Monday, October 10, 2011

Book review - The Parthenon Code

I love mythology.  These are the stories that have inspired and delighted for hundreds of generations, and they are nowhere near tapped out, as anyone who likes the Percy Jackson books will tell you.  I must have been about 9 when my grandparents let me take Myths of Greece and Rome, by H.A. Guerber, from their library.  I read and reread it, and now am using it as the basis of my mythology unit for my 8th graders.  You're never too old to have these stories read to you... of course, you can't expect 13-year-olds to take them seriously (Cronos wearing "world's best dad" t-shirt while eating his kids... Juno, transformed into a cow, asking Jupiter "does this transformation make me look fat?"... Cupid and Psyche relationship status on Facebook: it's complicated.)

Which is why The Parthenon Code: Mankind's History in Marble, by Robert Bowie Johnson, was such a disappointment. I wanted to like this book: saw a blurb about it years ago and thought, "Oh cool, a Christian view of mythology."  It's kind of a special interest of mine... I believe that most of the myths originated in the time before Moses, perhaps even before Noah, and that many of them contain garbled but recognizable variations of Biblical truth.  Other fascinating books I've read that touch on the subject include Jonathan Edwards Confronts the Gods by Gerald McDermott and The Real Meaning of the Zodiac by the late D. James Kennedy - I recommend the Kennedy book as an approachable introduction; it's based on a sermon series he gave.

I had to get Johnson's book through inter-library loan; it's a vanity press publication, and has effusive praise on the back cover ("The most original book of the decade, if not the last fifty years") and overleaf ("...presents nothing less than a thoroughly substantiated unified theory of human history.")  But when I checked the bibliography, there was not one single reference from earlier than 1900.  This would seem to me to be a problem in a work touching on classical culture.  He also made the very puzzling choice of using the Concordant translation of the Bible for his Biblical quotes.  The extreme literalism of this translation is disastrous for anyone looking for clear English.  As a teacher of an ancient language, I spend a disproportionate amount of time trying to coax young students to form translations in good English.  This translation takes them in the opposite direction.  Rather than "the earth was formless and void" he insists "the earth became a Chaos," after God created it.  There are some serious theological problems there.

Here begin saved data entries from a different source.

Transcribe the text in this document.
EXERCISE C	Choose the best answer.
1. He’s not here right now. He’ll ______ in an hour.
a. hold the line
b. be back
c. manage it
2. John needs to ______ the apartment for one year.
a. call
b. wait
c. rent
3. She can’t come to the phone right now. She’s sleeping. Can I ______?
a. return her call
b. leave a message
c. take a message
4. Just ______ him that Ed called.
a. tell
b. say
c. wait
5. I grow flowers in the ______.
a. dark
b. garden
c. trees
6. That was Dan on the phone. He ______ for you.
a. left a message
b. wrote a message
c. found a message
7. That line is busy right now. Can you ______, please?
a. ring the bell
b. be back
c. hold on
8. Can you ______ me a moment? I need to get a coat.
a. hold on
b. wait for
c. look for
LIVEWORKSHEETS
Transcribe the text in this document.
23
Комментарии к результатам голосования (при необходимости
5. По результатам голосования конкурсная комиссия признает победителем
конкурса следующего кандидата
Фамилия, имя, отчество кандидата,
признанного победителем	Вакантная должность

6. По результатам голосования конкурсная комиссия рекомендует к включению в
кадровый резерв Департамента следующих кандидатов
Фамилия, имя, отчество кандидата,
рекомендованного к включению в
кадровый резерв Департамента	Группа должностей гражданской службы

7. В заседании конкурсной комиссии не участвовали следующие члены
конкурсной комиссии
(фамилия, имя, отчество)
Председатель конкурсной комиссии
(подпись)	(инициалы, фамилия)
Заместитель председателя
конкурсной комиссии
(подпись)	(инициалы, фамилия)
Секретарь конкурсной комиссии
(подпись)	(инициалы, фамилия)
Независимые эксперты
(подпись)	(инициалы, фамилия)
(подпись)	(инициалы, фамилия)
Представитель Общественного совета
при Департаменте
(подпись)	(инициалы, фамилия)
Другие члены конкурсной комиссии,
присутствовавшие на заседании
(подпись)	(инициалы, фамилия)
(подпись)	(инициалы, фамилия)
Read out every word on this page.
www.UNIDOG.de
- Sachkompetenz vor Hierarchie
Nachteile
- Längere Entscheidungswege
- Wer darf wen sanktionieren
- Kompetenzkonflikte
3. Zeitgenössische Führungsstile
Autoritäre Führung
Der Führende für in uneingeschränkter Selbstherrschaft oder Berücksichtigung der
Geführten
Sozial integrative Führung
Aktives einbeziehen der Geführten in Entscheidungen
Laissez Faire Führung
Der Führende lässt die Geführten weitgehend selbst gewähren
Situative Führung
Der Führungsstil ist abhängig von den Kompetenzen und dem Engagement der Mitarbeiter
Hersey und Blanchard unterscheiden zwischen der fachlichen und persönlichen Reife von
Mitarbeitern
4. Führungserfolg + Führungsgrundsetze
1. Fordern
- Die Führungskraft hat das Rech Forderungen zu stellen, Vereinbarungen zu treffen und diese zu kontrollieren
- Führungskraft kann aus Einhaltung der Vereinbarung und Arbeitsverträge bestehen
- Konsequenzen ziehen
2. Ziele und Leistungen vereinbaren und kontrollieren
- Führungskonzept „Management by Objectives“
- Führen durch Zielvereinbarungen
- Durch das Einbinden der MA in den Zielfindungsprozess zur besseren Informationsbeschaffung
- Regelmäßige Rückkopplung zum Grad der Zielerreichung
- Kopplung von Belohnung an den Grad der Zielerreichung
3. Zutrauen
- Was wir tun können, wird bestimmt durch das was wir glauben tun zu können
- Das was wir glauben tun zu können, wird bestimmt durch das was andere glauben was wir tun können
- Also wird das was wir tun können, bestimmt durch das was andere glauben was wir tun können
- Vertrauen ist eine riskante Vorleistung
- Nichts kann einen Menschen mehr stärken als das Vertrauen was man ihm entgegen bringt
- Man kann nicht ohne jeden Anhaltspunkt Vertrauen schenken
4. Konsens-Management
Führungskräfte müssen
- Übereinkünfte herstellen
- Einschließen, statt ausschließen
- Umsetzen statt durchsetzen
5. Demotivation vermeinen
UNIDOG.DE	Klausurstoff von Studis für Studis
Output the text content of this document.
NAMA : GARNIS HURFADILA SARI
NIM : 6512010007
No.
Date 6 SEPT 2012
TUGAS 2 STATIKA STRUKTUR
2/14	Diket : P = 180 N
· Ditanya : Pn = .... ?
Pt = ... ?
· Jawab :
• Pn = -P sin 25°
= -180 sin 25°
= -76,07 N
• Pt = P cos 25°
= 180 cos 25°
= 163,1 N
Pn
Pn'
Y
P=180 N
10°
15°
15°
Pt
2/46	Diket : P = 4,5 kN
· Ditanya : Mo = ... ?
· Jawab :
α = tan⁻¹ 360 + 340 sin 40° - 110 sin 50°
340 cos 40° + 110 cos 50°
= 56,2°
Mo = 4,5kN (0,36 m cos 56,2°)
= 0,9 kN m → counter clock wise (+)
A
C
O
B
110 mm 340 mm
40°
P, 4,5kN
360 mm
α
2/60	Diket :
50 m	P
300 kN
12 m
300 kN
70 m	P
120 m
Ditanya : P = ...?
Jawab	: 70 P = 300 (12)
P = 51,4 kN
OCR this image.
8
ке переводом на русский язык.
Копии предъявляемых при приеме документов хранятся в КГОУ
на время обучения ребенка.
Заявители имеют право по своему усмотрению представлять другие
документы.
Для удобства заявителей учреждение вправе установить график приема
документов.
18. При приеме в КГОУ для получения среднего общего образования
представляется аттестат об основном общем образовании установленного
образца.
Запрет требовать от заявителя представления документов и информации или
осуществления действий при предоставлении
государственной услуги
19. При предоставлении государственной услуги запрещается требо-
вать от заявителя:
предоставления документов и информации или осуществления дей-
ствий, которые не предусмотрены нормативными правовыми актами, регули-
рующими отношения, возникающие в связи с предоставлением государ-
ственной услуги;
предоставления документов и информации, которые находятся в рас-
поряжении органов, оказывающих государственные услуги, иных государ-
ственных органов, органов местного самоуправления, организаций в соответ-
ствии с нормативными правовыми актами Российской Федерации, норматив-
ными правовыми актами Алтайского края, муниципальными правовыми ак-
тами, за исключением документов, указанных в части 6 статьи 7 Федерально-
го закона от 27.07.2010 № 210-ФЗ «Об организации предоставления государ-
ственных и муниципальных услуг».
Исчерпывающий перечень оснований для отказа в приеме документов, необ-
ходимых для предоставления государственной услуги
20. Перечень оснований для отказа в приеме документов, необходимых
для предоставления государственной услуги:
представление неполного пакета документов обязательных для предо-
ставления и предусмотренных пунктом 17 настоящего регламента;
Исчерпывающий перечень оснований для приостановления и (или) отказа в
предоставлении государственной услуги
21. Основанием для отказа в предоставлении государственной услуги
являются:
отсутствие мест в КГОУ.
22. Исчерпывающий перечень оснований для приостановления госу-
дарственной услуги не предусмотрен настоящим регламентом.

Johnson is interested in using analysis of the art on the Parthenon and ancient vases to prove his pet theory that Greek mythology stems from the line of Kain (he insists on this spelling, and also "Kentaurs") and is diametrically opposed to the true Biblical religion.  He claims that Hera represents the "primal Eve," Athena  or a-thanatos, the deathless one, represents "the deified serpent's Eve," and the little-studied old sea-god Nereus is actually Noah, who gets no respect from the line of Kain.  There is no mention of Deucalion, the Noah-equivalent most mythologists mention.  Art history helped make Dan Brown's The Davinci Code a huge phenomenon; Johnson probably hoped for some of that action.  I did enjoy the analysis of the art on the vases, and I'm not unsympathetic to Johnson's interpretation, but I think his labored writing style and preachy tone spoil any worthwhile point he was trying to make.  I get the impression he wants to market his books to Christian homeschoolers; but their money would be better spent downloading the Kindle version of Guerber's Myths book.